Chains-of-thought (CoT) allow language models to verbalise multi-step rationales before producing their final answer. While this technique often boosts task performance and offers an impression of transparency into the model’s reasoning, we argue that rationales generated by current CoT techniques can be misleading and are neither necessary nor sufficient for trustworthy interpretability.
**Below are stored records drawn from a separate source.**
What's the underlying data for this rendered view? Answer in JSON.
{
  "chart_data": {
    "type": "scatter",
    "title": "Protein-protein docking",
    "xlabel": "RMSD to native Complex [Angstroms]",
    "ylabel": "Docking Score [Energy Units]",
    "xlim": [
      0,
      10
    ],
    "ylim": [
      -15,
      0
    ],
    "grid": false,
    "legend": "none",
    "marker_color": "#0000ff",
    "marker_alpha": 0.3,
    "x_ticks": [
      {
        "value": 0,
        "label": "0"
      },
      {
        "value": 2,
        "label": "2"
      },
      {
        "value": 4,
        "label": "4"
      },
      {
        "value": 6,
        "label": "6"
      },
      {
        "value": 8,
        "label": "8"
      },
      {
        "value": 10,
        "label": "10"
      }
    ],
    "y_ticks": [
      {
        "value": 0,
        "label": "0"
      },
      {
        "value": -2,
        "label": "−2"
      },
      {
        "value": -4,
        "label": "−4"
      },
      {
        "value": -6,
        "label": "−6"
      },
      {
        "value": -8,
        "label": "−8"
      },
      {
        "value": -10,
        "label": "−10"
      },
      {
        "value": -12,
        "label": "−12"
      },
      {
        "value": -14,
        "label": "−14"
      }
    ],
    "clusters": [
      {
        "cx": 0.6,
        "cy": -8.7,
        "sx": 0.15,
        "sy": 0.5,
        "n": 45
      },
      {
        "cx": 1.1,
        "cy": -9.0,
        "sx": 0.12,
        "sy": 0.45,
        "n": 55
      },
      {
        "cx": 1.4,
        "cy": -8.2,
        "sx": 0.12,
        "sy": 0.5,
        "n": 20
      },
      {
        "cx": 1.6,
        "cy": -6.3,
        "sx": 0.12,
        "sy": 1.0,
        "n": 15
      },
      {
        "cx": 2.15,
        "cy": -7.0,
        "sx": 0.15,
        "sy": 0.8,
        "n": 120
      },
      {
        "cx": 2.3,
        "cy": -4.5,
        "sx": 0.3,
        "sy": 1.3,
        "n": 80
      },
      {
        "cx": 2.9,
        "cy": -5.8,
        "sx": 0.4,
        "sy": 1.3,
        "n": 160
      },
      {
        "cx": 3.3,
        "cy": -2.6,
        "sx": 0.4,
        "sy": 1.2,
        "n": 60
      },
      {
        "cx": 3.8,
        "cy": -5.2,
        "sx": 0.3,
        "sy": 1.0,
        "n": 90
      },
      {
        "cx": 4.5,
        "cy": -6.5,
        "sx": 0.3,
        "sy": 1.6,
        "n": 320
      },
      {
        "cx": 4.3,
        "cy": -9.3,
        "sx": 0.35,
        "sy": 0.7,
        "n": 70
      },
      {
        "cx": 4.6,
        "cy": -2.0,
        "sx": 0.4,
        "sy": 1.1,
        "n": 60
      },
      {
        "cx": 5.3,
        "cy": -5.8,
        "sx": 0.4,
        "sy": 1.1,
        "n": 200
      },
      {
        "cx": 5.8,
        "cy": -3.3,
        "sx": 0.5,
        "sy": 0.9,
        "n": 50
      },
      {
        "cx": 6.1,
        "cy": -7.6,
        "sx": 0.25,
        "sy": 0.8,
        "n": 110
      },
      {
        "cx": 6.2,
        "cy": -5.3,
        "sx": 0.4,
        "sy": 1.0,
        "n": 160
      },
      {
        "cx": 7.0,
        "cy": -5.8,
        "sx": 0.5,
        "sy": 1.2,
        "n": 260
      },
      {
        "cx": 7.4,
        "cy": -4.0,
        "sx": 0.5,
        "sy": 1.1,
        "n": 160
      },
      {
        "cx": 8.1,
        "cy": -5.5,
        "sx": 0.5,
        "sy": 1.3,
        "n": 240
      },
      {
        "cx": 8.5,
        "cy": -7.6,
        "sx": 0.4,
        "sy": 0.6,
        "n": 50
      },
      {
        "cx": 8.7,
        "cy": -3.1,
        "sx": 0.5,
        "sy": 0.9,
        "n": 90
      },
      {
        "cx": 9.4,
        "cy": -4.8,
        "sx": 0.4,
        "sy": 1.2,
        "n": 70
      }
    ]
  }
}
By analysing faith-fulness in terms of whether CoTs are not only human-interpretable, but also reflect underlying model reasoning in a way that supports responsible use, we synthesise evidence from previous studies. We show that verbalised chains are frequently unfaithful, diverging from the true hidden computations that drive a model’s predictions, and giving an incorrect picture of how models arrive at conclusions. Despite this, CoT is increasingly relied upon in high-stakes domains such as medicine, law, and autonomous systems—our analysis of 1,000 recent CoT-centric papers find that ~25% explicitly treat CoT as an interpretability technique—and among them, papers in high-stakes domains specifically hinge on such interpretability claim heavily.
Building on prior work in interpretability, we make three proposals:(i) avoid treating CoT as being sufficient for interpretability without additional verification while continuing to use CoT for its communicative benefits (ii) adopt rigorous methods that assess faithfulness for downstream decision-making, and(iii) develop causal validation methods (e.g., activation patching, counterfactual interventions, verified models) to ground explanations in model internals.